Platinum, a metal that helps craft aesthetically pleasing jewelry, also finds use in a car's exhaust for entirely non-aesthetic reasons. The catalytic converter is required on nearly every car to remove harmful gases, such as nitrogen oxide and carbon monoxide, from your exhaust. Platinum and other heavy metals such as palladium and rhodium in the catalytic converter act a catalyst in detoxifying these gases.
However, the presence of such precious metals and catalytic converters' easy accessibility makes converters a sought-after target for thieves known as "cutters." Catalytic converter theft witnessed an exponential rise during the pandemic, peaking in 2022, when State Farm alone saw 45,000 claims for stolen converters. Cutters often sell the stolen converters to scrap recyclers, who then extract the pure platinum and palladium.
So how much platinum and palladium does your catalytic converter contain? Also, why exactly does the mostly inert platinum find its use in a catalytic converter?
Amount of platinum, palladium, and rhodium in a catalytic converter
The actual amount of these precious metals varies with models and manufacturers. Unsurprisingly, larger vehicles produce more exhaust gases (with different colors of smoke that mean different things for your car). Therefore, bigger cars and trucks need bulkier converters with more precious-metal content. Catalytic converters typically hold around 0.1 to 0.25 ounces of platinum, 0.07 to 0.25 ounces of palladium, and 0.04 to 0.07 ounces of rhodium.
The major reason why catalytic converter theft skyrocketed after the pandemic was the sudden price rise of the catalyst, especially platinum and palladium.

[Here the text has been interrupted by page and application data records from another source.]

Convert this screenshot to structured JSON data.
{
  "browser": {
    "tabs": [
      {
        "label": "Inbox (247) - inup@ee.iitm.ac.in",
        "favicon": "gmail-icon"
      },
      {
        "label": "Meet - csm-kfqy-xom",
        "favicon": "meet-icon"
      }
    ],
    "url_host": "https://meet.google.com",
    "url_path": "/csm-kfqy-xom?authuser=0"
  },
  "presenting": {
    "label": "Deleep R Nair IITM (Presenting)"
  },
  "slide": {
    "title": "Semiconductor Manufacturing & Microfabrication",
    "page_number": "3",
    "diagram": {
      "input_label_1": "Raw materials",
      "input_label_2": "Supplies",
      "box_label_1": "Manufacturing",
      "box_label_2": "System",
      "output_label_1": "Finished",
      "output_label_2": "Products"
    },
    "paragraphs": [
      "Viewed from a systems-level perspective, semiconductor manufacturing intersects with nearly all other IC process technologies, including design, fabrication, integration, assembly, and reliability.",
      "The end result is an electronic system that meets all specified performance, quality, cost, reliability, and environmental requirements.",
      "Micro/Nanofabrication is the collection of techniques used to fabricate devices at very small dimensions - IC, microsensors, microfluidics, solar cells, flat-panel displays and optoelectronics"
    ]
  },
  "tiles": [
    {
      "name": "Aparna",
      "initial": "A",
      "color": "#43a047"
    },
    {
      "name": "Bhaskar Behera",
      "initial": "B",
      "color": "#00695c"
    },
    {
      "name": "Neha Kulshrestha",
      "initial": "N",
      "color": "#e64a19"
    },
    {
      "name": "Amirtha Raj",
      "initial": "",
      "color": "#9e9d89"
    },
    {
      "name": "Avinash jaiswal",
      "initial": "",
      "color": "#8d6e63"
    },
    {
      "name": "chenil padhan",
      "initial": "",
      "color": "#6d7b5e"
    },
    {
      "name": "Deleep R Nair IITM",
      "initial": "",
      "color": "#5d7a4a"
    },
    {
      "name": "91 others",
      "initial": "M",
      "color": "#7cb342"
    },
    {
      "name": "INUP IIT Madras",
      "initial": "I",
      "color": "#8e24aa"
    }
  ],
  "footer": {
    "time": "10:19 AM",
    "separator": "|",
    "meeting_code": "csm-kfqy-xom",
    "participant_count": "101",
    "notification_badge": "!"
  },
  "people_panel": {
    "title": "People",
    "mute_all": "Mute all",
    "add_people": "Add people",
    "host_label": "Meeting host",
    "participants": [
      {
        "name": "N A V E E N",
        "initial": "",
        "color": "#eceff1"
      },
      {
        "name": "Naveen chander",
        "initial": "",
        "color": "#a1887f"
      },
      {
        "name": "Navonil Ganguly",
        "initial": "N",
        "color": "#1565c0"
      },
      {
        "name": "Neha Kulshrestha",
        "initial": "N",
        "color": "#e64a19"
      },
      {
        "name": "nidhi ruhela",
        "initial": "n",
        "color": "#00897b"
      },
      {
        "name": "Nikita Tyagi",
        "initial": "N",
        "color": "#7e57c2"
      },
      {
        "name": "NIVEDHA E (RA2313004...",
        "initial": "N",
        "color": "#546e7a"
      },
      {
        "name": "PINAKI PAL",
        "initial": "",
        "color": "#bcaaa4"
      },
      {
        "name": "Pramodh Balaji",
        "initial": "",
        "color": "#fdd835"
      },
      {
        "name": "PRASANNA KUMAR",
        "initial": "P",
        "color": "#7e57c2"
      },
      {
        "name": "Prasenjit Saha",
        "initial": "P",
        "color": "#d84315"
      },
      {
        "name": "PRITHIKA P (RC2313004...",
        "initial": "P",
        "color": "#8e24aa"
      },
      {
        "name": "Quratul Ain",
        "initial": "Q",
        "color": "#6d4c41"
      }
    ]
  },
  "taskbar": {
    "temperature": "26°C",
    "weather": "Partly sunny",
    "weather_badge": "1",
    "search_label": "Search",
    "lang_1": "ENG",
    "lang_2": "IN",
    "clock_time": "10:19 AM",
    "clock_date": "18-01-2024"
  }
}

During their peak, platinum sold for $1,289 per ounce and palladium sold for $3,307 per ounce, making a typical catalytic converter worth at least $128 of platinum and $231 of palladium. With metal prices settling since the pandemic, a typical catalytic converter now contains upward of $90 worth of platinum and $68 worth of palladium. The massive drop in prices and government efforts to end catalytic converter theft have been a key reason they've declined in recent times.
The role of platinum in a catalytic converter
Most modern cars use three-way converters that can treat nitrogen oxides, carbon monoxide and hydrocarbons. They perform the complex task of facilitating two simultaneous reactions, reducing the nitrogen oxides into nitrogen and oxygen, and oxidizing the hydrocarbons and carbon monoxide into carbon dioxide and water vapor. Platinum plays a key role in both these reactions, behaving as the common catalyst. The platinum and rhodium catalyst helps in the reduction reaction, while the platinum and palladium mixture facilitates the oxidation reaction.
While numerous other metals such as copper, nickel, manganese, cerium, and iron can all behave as catalysts for the these reactions, they often lack the stability and heat tolerance needed to withstand the high temperatures and elemental exposure in a car's exhaust. As a result, metals like platinum, palladium, and rhodium become the perfect fit for catalytic converters, helping reduce harmful exhausts that can have detrimental environmental effects such as acid rain and formation of ground-level ozone.